TalkCody supports importing Claude Code subagent configurations directly from GitHub repositories without manual creation. Simply provide the GitHub repository address and agent file path, and the system will automatically parse the Markdown frontmatter and create the agent.

Supported Format

The standard Claude Code subagent definition: The imported agent file needs to use Markdown format with YAML frontmatter at the beginning:

---
name: Agent Name
description: Agent Description
tools:
  - readFile
  - writeFile
  - codeSearch
model: main_model
role: read
canBeSubagent: true
category: github
---

Here is your system prompt content...

Import Steps

Open Import Interface

  1. Open TalkCody
  2. Click on the Agents tab in the sidebar
  3. Click the Import from GitHub button

Enter Repository Information

Repository Address

  • Format: owner/repository (e.g., talkcody/agents)
  • Supports specifying branch: owner/repository@branch (e.g., talkcody/agents@main)

File Path

  • Single file: Enter the .md file path directly (e.g., agents/coding/agent.md)
  • Entire directory: Enter the directory path, the system will automatically scan and import all valid agent files (e.g., agents/)

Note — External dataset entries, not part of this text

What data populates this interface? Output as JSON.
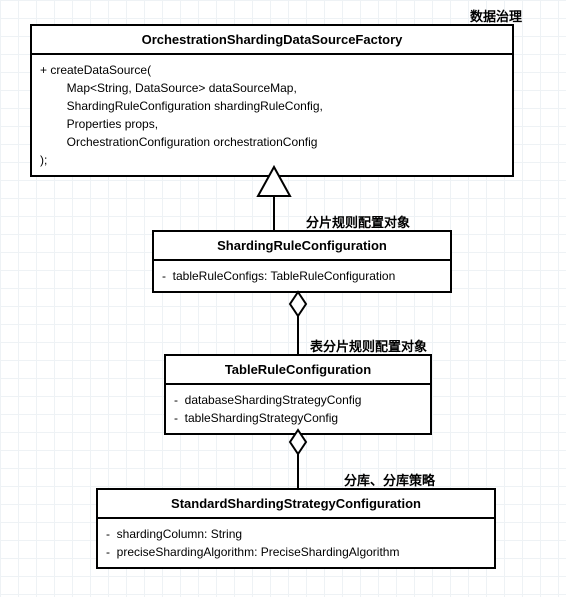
{
  "annotations": {
    "a1": "数据治理",
    "a2": "分片规则配置对象",
    "a3": "表分片规则配置对象",
    "a4": "分库、分库策略"
  },
  "class1": {
    "title": "OrchestrationShardingDataSourceFactory",
    "lines": {
      "l0": "+ createDataSource(",
      "l1": "        Map<String, DataSource> dataSourceMap,",
      "l2": "        ShardingRuleConfiguration shardingRuleConfig,",
      "l3": "        Properties props,",
      "l4": "        OrchestrationConfiguration orchestrationConfig",
      "l5": ");"
    }
  },
  "class2": {
    "title": "ShardingRuleConfiguration",
    "lines": {
      "l0": "-  tableRuleConfigs: TableRuleConfiguration"
    }
  },
  "class3": {
    "title": "TableRuleConfiguration",
    "lines": {
      "l0": "-  databaseShardingStrategyConfig",
      "l1": "-  tableShardingStrategyConfig"
    }
  },
  "class4": {
    "title": "StandardShardingStrategyConfiguration",
    "lines": {
      "l0": "-  shardingColumn: String",
      "l1": "-  preciseShardingAlgorithm: PreciseShardingAlgorithm"
    }
  },
  "chart_data": {
    "type": "table",
    "description": "UML class diagram with realization and aggregation relationships",
    "classes": [
      {
        "name": "OrchestrationShardingDataSourceFactory",
        "annotation": "数据治理",
        "methods": [
          "+ createDataSource(Map<String, DataSource> dataSourceMap, ShardingRuleConfiguration shardingRuleConfig, Properties props, OrchestrationConfiguration orchestrationConfig);"
        ]
      },
      {
        "name": "ShardingRuleConfiguration",
        "annotation": "分片规则配置对象",
        "attributes": [
          "- tableRuleConfigs: TableRuleConfiguration"
        ]
      },
      {
        "name": "TableRuleConfiguration",
        "annotation": "表分片规则配置对象",
        "attributes": [
          "- databaseShardingStrategyConfig",
          "- tableShardingStrategyConfig"
        ]
      },
      {
        "name": "StandardShardingStrategyConfiguration",
        "annotation": "分库、分库策略",
        "attributes": [
          "- shardingColumn: String",
          "- preciseShardingAlgorithm: PreciseShardingAlgorithm"
        ]
      }
    ],
    "relationships": [
      {
        "from": "ShardingRuleConfiguration",
        "to": "OrchestrationShardingDataSourceFactory",
        "type": "realization"
      },
      {
        "from": "TableRuleConfiguration",
        "to": "ShardingRuleConfiguration",
        "type": "aggregation"
      },
      {
        "from": "StandardShardingStrategyConfiguration",
        "to": "TableRuleConfiguration",
        "type": "aggregation"
      }
    ]
  }
}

Using directory import is recommended, as it allows you to get all agent configurations from the repository at once.

Confirm and Import

  1. Click the Start Import button

  2. The system will automatically:

    • Try to fetch files from main or master branch
    • Parse the frontmatter in Markdown files
    • Validate tool configuration and system prompts
    • Create the corresponding agents
  3. After import is complete, you can view and manage imported agents in the My Agents tab

Advanced Usage

Import all agents from an entire directory:

repository: talkcody/agents
path: agents/

Import a single agent file:

repository: talkcody/agents
path: agents/coding/coder.md

Imported agents will have dynamic prompt feature enabled by default, fetching context information from the current project's agents.md file.

Install from Remote Agent List

TalkCody provides an agent marketplace that gathers various specialized agents contributed by the community. You can install agents with one click to quickly expand your agent library.

Browse Agent List

Open Agent Marketplace

  1. Open TalkCody
  2. Click on the Agents tab in the sidebar
  3. Switch to the Remote Agents tab

Search and Filter

Search Function

  • Enter keywords in the search box
  • Supports searching by name, description, and agent ID

Category Filter

  • Use the category dropdown to filter specific types of agents
  • Categories include: Programming, Testing, Documentation, Security, Analysis, etc.

Refresh List

  • Click the refresh button to get the latest agent list

Install Agent

  1. On the agent detail page or card, click the Install button
  2. Wait for installation to complete
  3. After successful installation:
    • The agent is automatically added to the My Agents list
    • You can start using it immediately
    • You can edit the configuration to customize its behavior

Installed agents are exactly the same as agents you create yourself - you can freely edit, copy, or delete them.